フェルナンド・アロンソ F1引退は「受け入れ難い決断」 継続に意欲
フェルナンド・アロンソは、自身のF1キャリアの終わりについて言及し、「引退は受け入れるのが難しい決断になる」と率直な心境を明かした。44歳となった現在も現役最長キャリアを誇るアロンソは、2026年シーズン終了時点での引退を検討していないことを強調している。

アストンマーティンの苦戦により厳しい状況に置かれているものの、本人の競争意欲やモチベーションは衰えておらず、現時点でキャリアに終止符を打つ考えはない。

長年ステアリングを握り続けてきたドライバーにとって、「やめる」という選択そのものが大きな壁となっている。

41年のキャリアが生む“引退の重み”
アロンソはモナコ・ヒストリックの会場で自身の将来について問われ、これまでのキャリアの長さが引退の決断を難しくしていると語った。

「言うのは難しい。僕は自分のやっていることが大好きだし、レースが大好きなんだ。3歳のときに初めてレースをして、今は44歳。人生の41年間をステアリングの後ろで過ごしてきた」

「レースをやめなければならない瞬間が来たとき、それはとても難しい決断になると思うし、受け入れるのも簡単ではないだろう。時間が教えてくれるはずだ」

この発言からは、単なるキャリアの一区切りではなく、人生そのものと密接に結びついた選択であることがうかがえる。

現時点で引退は視野外 競争意欲は健在
現状についてアロンソは、依然として高いモチベーションを維持していることを明言している。

「現時点では、その時が来たとは感じていない。競争力も感じているし、モチベーションもある。クルマを運転しているときは幸せなんだ。だから、これが最後のシーズンにはならないことを願っている」

アストンマーティンのパフォーマンス不足という現実はあるものの、本人の内面は依然として“現役ドライバー”そのものだ。結果よりもまず「走ること自体への喜び」が、キャリア継続の大きな原動力となっている。

父親としての新たな人生とF1の両立
プライベートでは、パートナーであるメリッサ・ヒメネスとの間に長男レナードが誕生し、初めて父親となったアロンソ。シーズンの合間にはモナコ・ヒストリックに参加するなど、家庭とレースの両立を図っている。

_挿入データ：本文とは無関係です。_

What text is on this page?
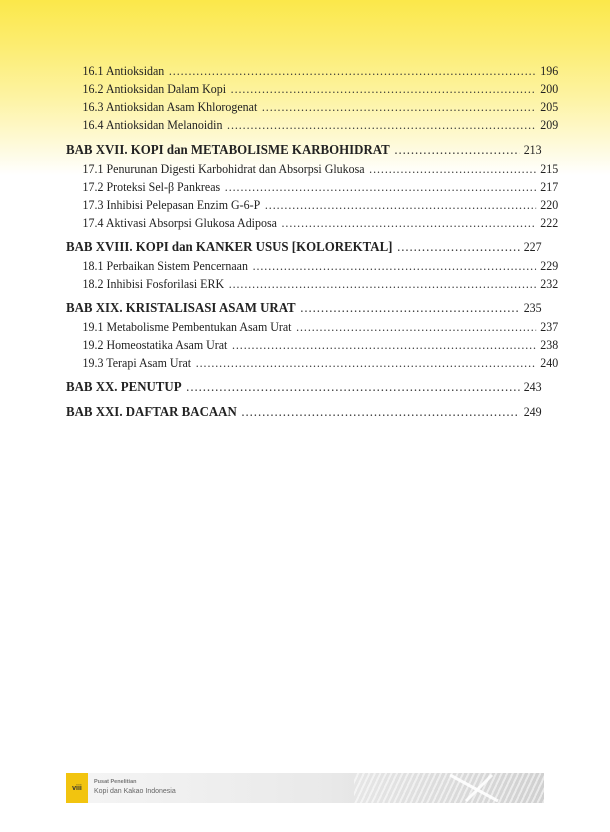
16.1 Antioksidan .....	196
16.2 Antioksidan Dalam Kopi .....	200
16.3 Antioksidan Asam Khlorogenat .....	205
16.4 Antioksidan Melanoidin .....	209
BAB XVII. KOPI dan METABOLISME KARBOHIDRAT .....	213
17.1 Penurunan Digesti Karbohidrat dan Absorpsi Glukosa .....	215
17.2 Proteksi Sel-β Pankreas .....	217
17.3 Inhibisi Pelepasan Enzim G-6-P .....	220
17.4 Aktivasi Absorpsi Glukosa Adiposa .....	222
BAB XVIII. KOPI dan KANKER USUS [KOLOREKTAL] .....	227
18.1 Perbaikan Sistem Pencernaan .....	229
18.2 Inhibisi Fosforilasi ERK .....	232
BAB XIX. KRISTALISASI ASAM URAT .....	235
19.1 Metabolisme Pembentukan Asam Urat .....	237
19.2 Homeostatika Asam Urat .....	238
19.3 Terapi Asam Urat .....	240
BAB XX. PENUTUP .....	243
BAB XXI. DAFTAR BACAAN .....	249
viii
Pusat Penelitian
Kopi dan Kakao Indonesia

それでもなお、彼の軸はF1にある。約3週間のブレイク期間中もモータースポーツの現場に足を運んだことが、その姿勢を象徴している。

長年にわたりF1の第一線に立ち続けてきたアロンソにとって、引退は単なるタイミングの問題ではなく、自身の人生そのものと向き合う決断になる。現時点でその答えはまだ見えていないが、少なくとも彼自身は、まだその瞬間が訪れていないと確信している。